Ini bukan keinginannya tapi kenapa harus dirinya yang lagi-lagi mengecewakan sang gadis ringkih itu. Kharel semakin merasa menjadi lelaki yang tidak berguna untuk gadisnya.
Kharel menghapus air matanya lalu melepaskan pelukannya dan mengarahkan kedua ibu jarinya untuk menghapus air mata Danica yang bahkan tidak mau berhenti.
"Jangan menangis lagi gadis nakal, ini yang terakhir jangan menangisiku lagi. Mungkin akan terdengar jahat tapi lupakan aku ya, anggap saja hubungan kita memang sudah berakhir tiga tahun lalu.

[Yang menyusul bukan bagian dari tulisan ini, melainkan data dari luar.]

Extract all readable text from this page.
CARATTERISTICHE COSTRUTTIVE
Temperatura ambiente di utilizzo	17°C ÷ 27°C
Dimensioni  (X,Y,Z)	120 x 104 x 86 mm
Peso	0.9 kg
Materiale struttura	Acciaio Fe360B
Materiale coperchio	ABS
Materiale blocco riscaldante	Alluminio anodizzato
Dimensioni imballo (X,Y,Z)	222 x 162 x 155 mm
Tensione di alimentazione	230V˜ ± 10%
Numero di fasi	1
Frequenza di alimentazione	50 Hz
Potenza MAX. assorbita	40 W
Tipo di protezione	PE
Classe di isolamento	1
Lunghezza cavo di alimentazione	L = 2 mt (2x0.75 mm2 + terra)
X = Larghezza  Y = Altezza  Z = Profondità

Aku akan mengakhirinya sekarang tanpa ingin melukaimu lebih dalam."
Air mata Danica kembali menetes sembari menatap Kharel dengan sendu dan memohon.
"Tidak bisa ya menetap sampai aku benar-benar melepaskanmu, aku akan berusaha."
Kharel tersenyum manis sembari menggelengkan kepalanya.
"Ini harus segera diakhiri Danica atau kamu yang akan terluka semakin dalam, aku juga akan berusaha membuka lembaran baru disana. Kamu juga harus janji akan hal itu."
"Aku tidak tahu." Lirih Danica.
"Aku pamit ya, jangan rindu. Jaga dirimu baik-baik girl."
Kharel menciup puncak kepala Danica lalu merapikan rambut Danica yang terlihat acak acakan terkena angin, ia pun tersenyum semanis mungkin untuk perpisahan yang tidak tahu akankah ada pertemuan lagi. Kharel langsung menancapkan gasnya meninggalkan perkarangan rumah Danica menyisahkan sang empu yang hanya menatap dengan penuh kesakitan.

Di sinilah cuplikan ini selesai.